Sidewalks are a necessary right-of-way and can be difficult for people, especially those with disabilities, to navigate when covered by snow and the ice hidden underneath. Don't bother waiting for the city to clear the cement walking paths because it's actually not their responsibility.
Homeowners are required to clear the sidewalks in front of their property. The rules may differ from city to city, but most echo the same truth: It's your job to clear the sidewalk in front of your home.
The Seattle Department of Transportation (SDOT) spells out the law clearly: "Property owners are responsible for maintaining the sidewalks adjacent to their property. They must make sure snow and ice does not pose a hazard to pedestrians."
Tacoma says residents are supposed to clear their sidewalks within 24 hours of snowfall.
Same goes for businesses -- both Seattle and Tacoma say private businesses must clear off their sidewalks.
First – pre-treat pavement with salt or brine before the snow starts. But if it’s too late for that - work smarter, not harder.
“Get out and scrape what you can. Might not get it all, but over a couple days you can work it down. Then once you get it cleared, do a final layer of chloride to keep it from refreezing overnight," Al Riedmann told KING 5, who owns Seattle Snow, a private snow and ice control company.

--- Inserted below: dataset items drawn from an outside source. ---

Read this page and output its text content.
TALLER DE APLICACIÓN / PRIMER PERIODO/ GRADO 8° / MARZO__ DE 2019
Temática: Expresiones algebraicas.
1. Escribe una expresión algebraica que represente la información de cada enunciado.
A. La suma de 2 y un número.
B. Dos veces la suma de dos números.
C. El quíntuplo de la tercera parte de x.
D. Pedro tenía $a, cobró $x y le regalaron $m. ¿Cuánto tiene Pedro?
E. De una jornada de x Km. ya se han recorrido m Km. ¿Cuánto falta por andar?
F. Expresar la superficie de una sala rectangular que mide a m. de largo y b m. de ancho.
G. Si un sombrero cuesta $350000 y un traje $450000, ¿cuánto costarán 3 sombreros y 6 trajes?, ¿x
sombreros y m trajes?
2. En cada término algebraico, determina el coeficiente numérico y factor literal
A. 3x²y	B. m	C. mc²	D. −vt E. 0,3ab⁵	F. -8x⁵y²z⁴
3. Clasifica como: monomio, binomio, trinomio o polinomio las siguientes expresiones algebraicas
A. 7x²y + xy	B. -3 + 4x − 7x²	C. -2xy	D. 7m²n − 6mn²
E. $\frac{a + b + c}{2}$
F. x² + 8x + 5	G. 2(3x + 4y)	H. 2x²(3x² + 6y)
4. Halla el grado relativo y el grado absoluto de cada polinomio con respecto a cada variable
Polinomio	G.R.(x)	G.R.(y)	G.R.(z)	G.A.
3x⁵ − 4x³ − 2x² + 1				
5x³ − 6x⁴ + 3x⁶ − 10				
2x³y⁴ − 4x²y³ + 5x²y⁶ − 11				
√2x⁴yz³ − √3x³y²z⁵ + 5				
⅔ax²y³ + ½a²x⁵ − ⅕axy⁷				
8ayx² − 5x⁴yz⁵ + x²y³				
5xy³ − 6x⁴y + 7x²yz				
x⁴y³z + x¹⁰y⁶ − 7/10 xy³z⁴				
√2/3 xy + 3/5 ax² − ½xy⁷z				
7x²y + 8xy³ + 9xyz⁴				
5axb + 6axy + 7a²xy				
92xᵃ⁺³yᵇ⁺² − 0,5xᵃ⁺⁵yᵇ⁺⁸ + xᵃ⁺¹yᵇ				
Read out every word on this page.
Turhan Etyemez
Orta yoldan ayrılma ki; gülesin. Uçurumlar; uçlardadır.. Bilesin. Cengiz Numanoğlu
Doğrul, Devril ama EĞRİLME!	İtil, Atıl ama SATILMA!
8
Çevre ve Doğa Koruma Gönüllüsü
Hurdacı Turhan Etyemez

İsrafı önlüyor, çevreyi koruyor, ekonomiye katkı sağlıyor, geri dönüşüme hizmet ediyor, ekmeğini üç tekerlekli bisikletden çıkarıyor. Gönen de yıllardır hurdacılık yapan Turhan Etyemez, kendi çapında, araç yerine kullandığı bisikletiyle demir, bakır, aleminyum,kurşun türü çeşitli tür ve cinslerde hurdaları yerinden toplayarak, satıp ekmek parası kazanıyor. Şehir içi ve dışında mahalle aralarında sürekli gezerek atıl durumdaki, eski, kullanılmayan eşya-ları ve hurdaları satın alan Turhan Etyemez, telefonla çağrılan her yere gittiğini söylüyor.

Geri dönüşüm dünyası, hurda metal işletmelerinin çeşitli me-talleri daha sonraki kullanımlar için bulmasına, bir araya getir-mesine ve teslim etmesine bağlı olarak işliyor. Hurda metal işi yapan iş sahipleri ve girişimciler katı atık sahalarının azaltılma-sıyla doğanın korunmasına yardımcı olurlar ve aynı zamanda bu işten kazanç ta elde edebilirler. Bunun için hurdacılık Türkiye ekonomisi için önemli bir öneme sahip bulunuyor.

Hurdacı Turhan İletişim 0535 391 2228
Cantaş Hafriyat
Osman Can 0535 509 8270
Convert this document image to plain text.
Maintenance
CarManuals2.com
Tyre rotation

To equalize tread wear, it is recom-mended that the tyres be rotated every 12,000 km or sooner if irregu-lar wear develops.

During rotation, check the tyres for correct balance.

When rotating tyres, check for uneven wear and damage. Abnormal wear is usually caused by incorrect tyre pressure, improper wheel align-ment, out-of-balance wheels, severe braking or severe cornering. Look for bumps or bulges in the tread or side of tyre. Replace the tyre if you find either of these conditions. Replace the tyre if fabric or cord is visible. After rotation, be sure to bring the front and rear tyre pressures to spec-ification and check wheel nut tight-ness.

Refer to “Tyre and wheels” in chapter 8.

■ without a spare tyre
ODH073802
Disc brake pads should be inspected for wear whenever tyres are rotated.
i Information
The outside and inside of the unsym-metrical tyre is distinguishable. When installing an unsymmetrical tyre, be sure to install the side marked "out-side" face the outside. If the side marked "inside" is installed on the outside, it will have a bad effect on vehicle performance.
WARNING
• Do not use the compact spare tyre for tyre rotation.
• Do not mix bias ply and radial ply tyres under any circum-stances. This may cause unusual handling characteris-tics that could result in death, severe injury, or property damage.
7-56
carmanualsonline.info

Riedmann recommended against putting only kitty litter or sand down on fully-frozen ice. If the ice is semi-melted, Riedmann said it's a different story.
He also said when temperatures stay below freezing for several days, salted surfaces can refreeze. During a cold spell like this, he recommends mixing three parts grit – like sand or kitty litter – with one-part salt.
“So, you had frozen ice, you melted it, put a traction agent in it, then it refreezes, and you have a surface not dissimilar from our yard here,” he said. “So, you’re walking on sand and kitty litter.”
SDOT said if you notice a problem street or area, report it with the “Find It, Fix It” app. Officials also noted that it is property owners’ responsibility to “clear, clean, or repair the public right-of-way adjacent to their property,” but “we can still help to clear hazardous sidewalks which the property owner hasn’t taken care of.”
Residents living in a townhouse or condo community should check with their homeowner association to see who is responsible for clearing sidewalks.